= Juan Manuel Sucre Figarella =

Juan Manuel Sucre Figarella (1925-1996), was a Venezuelan army Brigadier General who served as Chief of Staff of the Venezuelan Army in the 1970s during the administration of President Rafael Caldera. He was a member of the Sucre family and a direct descendant of Vicente Vitto Luis Ramón de Sucre Pardo y García de Urbaneja, the father of the War of Independence hero Antonio José de Sucre.

==Family and early life==
Born in Tumeremo, Bolívar state in Venezuela in 1925 he was orphaned at a young age and left to do a lot of the upbringing of his younger siblings Leopoldo, Ines Matilde, Antonio, Jose Francisco and Guillermo. All the siblings would go on to achieve great things in their lifetimes, in the field of politics, arts and medicine.

==Military career==
General Sucre graduated from the Academia Militar de Venezuela and went on to complete high military degrees in different areas in Brazil's Escola Superior de Guerra and in the United States. General Sucre went on to serve as a part of the United Nations's peacemaking forces (the famous Blue Helmets) in India in the 1960s during conflicts with Pakistan.

General Sucre's military career reached a high point when President Caldera named him Jefe de la Casa Militar (Chief of the Military House) which placed General Sucre at the head of all presidential security needs and procedures. Their relationship was a very close one and they remained very close friends for the rest of their lives, bringing together both families as their wives, Alicia Pietri de Caldera and Gisela Garcia de Sucre, also became great friends. During his time as Chief, Sucre had to deal with sporadic but important guerilla movements all over the nation that threatened the stability of the emerging democratic movement.

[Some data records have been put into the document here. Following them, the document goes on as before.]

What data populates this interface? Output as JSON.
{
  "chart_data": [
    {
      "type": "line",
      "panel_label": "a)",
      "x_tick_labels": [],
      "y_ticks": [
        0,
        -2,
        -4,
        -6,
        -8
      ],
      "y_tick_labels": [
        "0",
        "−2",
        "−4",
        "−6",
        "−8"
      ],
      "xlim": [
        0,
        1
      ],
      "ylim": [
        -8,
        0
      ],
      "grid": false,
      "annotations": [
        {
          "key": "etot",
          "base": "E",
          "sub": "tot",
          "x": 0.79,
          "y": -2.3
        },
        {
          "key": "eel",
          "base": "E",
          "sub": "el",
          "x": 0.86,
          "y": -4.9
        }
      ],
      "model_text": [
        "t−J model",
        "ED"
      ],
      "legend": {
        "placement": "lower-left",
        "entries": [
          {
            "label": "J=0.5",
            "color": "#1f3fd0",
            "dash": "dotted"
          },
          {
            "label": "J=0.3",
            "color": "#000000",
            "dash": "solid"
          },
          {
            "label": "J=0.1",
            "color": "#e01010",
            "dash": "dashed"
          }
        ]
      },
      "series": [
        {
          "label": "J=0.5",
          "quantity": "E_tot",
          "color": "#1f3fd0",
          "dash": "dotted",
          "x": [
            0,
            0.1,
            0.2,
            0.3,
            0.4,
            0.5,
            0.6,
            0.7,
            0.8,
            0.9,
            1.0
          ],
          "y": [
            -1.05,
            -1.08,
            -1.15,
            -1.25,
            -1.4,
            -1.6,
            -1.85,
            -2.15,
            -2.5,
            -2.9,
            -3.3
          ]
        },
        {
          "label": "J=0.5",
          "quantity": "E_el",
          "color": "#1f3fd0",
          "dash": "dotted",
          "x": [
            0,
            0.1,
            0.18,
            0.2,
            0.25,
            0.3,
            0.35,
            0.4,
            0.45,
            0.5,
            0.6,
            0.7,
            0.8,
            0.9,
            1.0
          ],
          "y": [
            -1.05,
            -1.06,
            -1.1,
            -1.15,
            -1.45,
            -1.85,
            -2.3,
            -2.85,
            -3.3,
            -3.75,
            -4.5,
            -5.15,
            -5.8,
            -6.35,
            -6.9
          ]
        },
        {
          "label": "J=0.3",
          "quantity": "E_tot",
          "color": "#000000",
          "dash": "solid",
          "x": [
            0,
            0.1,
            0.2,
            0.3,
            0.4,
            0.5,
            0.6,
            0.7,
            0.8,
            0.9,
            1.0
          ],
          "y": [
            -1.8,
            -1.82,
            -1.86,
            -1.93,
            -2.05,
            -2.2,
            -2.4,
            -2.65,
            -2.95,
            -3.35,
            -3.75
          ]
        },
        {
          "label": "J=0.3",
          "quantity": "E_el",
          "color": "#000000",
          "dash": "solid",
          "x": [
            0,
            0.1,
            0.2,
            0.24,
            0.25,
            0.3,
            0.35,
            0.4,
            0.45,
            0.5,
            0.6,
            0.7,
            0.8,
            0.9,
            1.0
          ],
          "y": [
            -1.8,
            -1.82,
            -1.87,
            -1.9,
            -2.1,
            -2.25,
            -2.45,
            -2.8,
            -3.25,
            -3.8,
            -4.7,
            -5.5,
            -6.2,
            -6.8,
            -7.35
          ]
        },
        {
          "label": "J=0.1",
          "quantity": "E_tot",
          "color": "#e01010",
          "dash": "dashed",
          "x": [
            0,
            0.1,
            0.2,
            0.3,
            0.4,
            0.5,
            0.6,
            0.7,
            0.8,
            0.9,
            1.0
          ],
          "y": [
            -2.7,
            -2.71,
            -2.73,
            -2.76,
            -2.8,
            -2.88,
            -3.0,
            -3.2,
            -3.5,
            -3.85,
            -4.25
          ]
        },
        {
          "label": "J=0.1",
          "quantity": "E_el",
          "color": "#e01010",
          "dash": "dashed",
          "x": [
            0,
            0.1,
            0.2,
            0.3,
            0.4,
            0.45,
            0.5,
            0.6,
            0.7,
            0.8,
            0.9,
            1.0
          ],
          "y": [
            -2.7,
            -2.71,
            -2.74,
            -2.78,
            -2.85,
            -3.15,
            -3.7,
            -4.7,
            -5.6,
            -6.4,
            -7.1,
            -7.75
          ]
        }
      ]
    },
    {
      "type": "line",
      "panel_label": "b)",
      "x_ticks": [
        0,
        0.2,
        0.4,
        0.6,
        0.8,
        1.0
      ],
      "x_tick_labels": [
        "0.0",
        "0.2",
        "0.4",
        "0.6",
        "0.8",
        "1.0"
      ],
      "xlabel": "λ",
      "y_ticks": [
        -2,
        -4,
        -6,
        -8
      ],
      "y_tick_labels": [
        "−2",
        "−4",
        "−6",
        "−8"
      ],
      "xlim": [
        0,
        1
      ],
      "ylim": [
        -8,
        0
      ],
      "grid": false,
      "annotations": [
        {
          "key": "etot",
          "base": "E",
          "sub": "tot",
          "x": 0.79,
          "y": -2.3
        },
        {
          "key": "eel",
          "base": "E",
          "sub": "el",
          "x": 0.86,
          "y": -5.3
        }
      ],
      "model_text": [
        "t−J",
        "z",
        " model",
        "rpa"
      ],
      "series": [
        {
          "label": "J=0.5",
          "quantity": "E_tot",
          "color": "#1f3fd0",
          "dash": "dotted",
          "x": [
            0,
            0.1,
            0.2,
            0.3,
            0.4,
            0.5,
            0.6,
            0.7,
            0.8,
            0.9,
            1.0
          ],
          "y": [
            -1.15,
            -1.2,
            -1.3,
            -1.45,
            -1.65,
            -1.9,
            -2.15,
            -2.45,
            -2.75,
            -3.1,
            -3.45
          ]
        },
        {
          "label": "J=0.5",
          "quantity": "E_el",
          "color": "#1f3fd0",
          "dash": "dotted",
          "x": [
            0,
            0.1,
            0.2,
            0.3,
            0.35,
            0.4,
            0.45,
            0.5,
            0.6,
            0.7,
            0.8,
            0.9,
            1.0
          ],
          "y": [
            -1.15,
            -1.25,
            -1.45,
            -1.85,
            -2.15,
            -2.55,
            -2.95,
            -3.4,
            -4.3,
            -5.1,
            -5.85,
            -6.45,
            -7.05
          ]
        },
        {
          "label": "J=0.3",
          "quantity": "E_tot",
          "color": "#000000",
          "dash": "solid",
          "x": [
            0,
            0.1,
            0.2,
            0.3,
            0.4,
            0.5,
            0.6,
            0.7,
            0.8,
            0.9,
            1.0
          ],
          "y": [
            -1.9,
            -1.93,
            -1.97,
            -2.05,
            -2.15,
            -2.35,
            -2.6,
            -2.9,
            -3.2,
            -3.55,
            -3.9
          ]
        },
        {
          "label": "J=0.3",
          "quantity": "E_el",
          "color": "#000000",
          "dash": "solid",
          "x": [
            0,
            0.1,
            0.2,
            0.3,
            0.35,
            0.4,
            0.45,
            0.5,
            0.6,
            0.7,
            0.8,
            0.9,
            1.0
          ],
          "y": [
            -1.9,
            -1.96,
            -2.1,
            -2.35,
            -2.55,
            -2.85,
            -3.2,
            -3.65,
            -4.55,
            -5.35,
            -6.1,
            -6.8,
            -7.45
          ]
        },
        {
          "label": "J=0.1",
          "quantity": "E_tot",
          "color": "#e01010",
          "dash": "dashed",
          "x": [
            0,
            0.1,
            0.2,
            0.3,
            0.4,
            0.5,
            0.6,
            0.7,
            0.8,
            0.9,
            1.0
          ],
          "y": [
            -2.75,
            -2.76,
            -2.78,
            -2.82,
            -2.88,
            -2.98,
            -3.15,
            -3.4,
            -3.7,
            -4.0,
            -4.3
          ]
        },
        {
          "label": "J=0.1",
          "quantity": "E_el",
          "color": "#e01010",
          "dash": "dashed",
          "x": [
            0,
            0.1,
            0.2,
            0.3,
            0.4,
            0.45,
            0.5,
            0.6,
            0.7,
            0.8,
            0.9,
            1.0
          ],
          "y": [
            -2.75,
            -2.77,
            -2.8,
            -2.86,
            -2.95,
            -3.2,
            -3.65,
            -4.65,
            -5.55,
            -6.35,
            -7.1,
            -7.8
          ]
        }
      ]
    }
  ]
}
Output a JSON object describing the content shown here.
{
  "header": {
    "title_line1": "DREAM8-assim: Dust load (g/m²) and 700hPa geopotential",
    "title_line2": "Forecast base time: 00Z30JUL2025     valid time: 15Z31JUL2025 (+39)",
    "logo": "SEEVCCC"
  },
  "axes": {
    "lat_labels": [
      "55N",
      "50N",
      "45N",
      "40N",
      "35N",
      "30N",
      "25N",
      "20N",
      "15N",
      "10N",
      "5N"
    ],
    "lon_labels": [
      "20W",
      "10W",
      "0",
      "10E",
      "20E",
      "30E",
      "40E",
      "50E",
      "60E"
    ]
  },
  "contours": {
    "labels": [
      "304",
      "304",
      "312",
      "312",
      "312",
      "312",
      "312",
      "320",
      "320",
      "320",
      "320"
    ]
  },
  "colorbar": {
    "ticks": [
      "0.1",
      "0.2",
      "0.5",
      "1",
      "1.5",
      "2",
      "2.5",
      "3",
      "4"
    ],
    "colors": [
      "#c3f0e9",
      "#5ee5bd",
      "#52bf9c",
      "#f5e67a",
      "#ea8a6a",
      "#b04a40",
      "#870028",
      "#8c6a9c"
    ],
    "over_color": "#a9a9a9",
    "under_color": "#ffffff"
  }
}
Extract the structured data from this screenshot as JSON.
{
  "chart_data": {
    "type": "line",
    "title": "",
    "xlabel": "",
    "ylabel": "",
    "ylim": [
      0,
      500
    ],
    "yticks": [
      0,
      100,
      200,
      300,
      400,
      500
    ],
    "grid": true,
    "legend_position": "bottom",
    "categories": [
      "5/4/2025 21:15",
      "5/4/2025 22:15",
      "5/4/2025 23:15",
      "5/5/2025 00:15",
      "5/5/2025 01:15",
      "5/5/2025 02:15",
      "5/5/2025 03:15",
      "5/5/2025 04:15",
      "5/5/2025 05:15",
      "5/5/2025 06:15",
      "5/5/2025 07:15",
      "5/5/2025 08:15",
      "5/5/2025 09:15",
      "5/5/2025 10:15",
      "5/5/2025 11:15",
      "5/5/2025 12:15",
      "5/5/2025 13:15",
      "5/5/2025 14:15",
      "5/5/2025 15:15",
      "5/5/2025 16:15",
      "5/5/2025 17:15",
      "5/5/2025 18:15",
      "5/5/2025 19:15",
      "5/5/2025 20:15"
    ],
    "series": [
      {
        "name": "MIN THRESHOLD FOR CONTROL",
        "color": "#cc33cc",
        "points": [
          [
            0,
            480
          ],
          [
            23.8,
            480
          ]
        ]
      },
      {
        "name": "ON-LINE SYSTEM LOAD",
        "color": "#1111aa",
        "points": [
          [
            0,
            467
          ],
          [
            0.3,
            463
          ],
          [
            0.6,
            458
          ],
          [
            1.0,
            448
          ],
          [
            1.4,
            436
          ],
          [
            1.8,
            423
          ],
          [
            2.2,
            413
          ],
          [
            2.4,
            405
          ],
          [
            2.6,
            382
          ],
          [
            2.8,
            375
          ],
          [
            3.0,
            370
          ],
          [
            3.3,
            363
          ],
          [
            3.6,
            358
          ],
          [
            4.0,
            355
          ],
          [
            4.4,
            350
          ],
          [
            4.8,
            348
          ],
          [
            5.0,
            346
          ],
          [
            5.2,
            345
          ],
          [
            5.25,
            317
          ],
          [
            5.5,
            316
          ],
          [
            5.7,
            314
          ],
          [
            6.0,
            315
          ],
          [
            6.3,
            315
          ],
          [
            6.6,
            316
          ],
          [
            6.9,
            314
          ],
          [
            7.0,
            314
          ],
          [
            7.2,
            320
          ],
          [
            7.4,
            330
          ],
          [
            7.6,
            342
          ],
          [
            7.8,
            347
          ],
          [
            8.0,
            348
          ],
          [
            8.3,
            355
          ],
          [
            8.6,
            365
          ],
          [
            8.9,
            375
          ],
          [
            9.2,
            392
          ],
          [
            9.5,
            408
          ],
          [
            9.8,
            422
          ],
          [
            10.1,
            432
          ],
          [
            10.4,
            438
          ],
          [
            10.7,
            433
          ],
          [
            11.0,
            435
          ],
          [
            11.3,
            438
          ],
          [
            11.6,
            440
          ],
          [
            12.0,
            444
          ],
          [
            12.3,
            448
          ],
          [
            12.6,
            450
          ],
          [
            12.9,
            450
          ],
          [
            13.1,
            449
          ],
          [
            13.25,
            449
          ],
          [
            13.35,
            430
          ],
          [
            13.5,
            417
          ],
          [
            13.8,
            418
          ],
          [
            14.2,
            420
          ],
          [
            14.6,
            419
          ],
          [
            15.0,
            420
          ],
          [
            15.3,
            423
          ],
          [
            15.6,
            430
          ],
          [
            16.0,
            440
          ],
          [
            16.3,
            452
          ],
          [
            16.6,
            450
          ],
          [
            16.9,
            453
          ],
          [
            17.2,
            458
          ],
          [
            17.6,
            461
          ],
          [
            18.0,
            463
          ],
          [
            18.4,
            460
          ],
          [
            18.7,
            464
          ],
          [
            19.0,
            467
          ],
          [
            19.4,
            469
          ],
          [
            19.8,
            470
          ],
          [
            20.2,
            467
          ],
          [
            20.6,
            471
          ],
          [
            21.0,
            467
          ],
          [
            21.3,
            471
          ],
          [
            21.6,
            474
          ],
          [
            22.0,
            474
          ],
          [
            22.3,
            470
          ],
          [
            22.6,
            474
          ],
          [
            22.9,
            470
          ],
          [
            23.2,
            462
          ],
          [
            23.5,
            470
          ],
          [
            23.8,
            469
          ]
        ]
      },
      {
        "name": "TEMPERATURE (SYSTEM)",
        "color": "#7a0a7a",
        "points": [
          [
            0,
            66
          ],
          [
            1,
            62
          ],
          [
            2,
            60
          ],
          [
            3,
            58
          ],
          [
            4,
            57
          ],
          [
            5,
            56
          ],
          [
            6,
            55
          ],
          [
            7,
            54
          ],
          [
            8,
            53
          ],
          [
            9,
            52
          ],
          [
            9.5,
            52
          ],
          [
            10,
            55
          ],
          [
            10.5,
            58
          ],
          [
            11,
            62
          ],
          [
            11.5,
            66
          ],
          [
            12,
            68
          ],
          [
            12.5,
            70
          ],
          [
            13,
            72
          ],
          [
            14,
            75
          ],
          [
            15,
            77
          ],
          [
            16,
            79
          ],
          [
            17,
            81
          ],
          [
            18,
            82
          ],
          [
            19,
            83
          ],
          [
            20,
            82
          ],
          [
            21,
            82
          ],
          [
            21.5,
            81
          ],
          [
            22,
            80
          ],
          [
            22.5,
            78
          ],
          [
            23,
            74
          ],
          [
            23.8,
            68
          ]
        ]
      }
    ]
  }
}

In February 1974, the last year of Caldera's presidency, Sucre was named Chief of Staff of the Army, the highest office in the Venezuelan Army. He remained in the post till April 1975. As Carlos Andrés Pérez, a member of Caldera's COPEI's main rival, Accion Democratica, took the office of President, he replaced Sucre Figarella with Manuel Bereciartu.

==Post-Military Life==
After achieving the highest office in his career, General Sucre decided to retire soon after his replacement was put in place. He served as President of Seguros Horizontes, a branch of the Army in charge of providing insurance to officers and others. Later he would serve as President of the supermarket chain Cada and as Vice President of Operations and Security for Banco del Orinoco until the time of his death in 1996.

==Personal life==
Sucre married Gisela García Gruber, a first cousin of diplomat Juan Garcia Gruber, in the 1940s, and fathered eight children. He was a devout Catholic and a member of the Salesian Order of the Roman Catholic Church. He died due to pancreas cancer on August 26, 1996.

President Caldera would perhaps best sum up his life with his phrase uttered to Sucre Figarella in the 1970s when he said, "General Sucre, you are the General Sucre of the 20th Century", meaning that he was the natural heir to the great Venezuelan hero - and his relative - General Antonio José de Sucre.